After Kern received a master of divinity degree from Andover Newton Theological School, the school hired him in 2002 as director of its Faith Youth Institute. Kern said he launched a series of retreats that brought together urban and suburban young people.

Youth power
He has expanded upon the effort at the Cooperative Metropolitan Ministries with the Interfaith Youth Initiative. In July, 40 people nominated by their congregations will assemble for a week of workshops and training. Eventually, Kern said, he hopes to send them as advocates of peace to places ranging "from Dorchester to Darfur, from Boston to Baghdad, from Lincoln-Sudbury to Louisiana."

It was peace advocacy that got Kern arrested last month.

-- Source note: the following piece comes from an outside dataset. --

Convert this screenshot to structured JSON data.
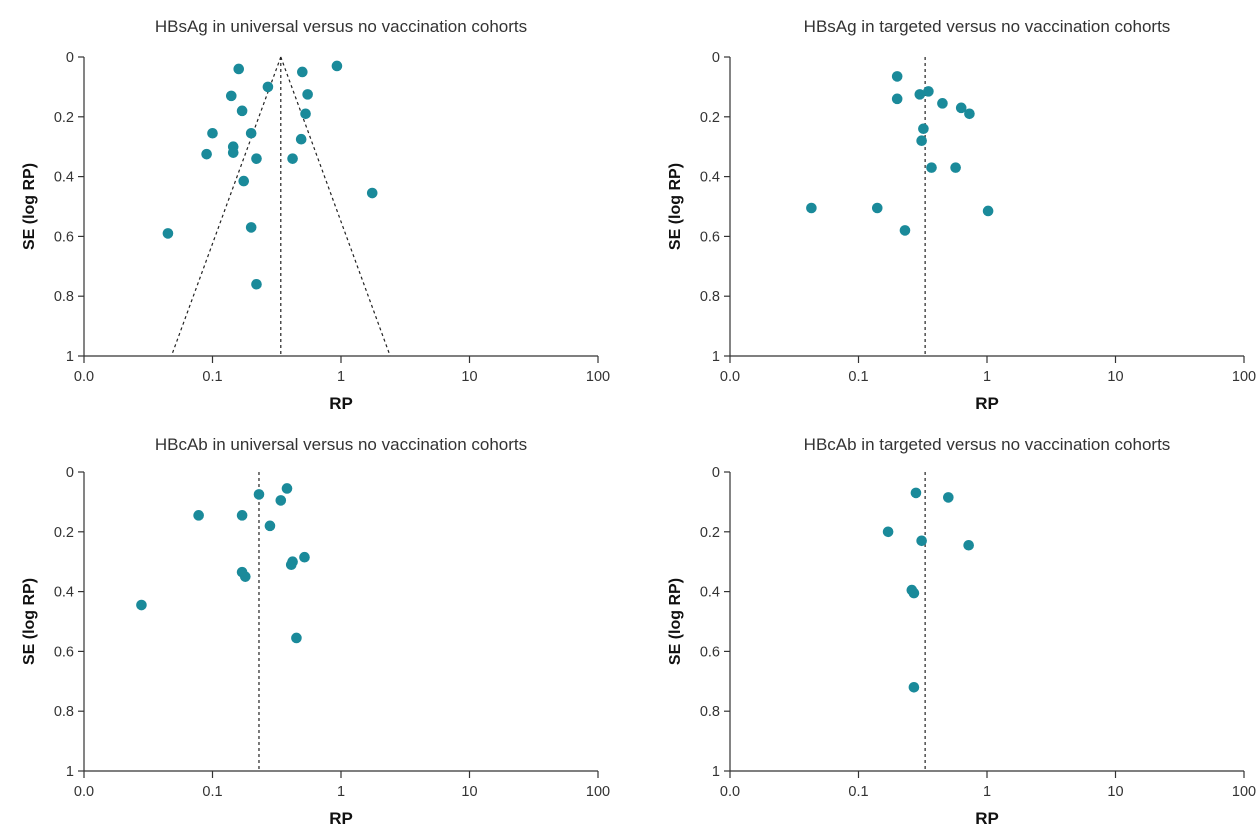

A part-time chaplain at Brandeis University, he joined a contingent from the school on a trip to Washington to protest the war in Iraq.

When he and 200 others tried to circle the White House, police cuffed them, loaded them on buses, and took them to National Park Police headquarters. He was freed after paying a $100 fine.

Kern leaves neither his faith nor his politics at work.

His wife, Rebecca, is a religious educator for the Friends Meeting at Cambridge, a Quaker gathering near Harvard Square.

Despite his and his wife's shared belief in peace, Kern said, he is beginning to feel concerned about their 4-year-old son, Elias, who has put his imagination to work fashioning everything within reach into a weapon.

"He's the best-armed kid in the neighborhood," Kern joked. "He's got a stick collection that's an arsenal."

Even Kern has an occasional lost cause -- at least for now.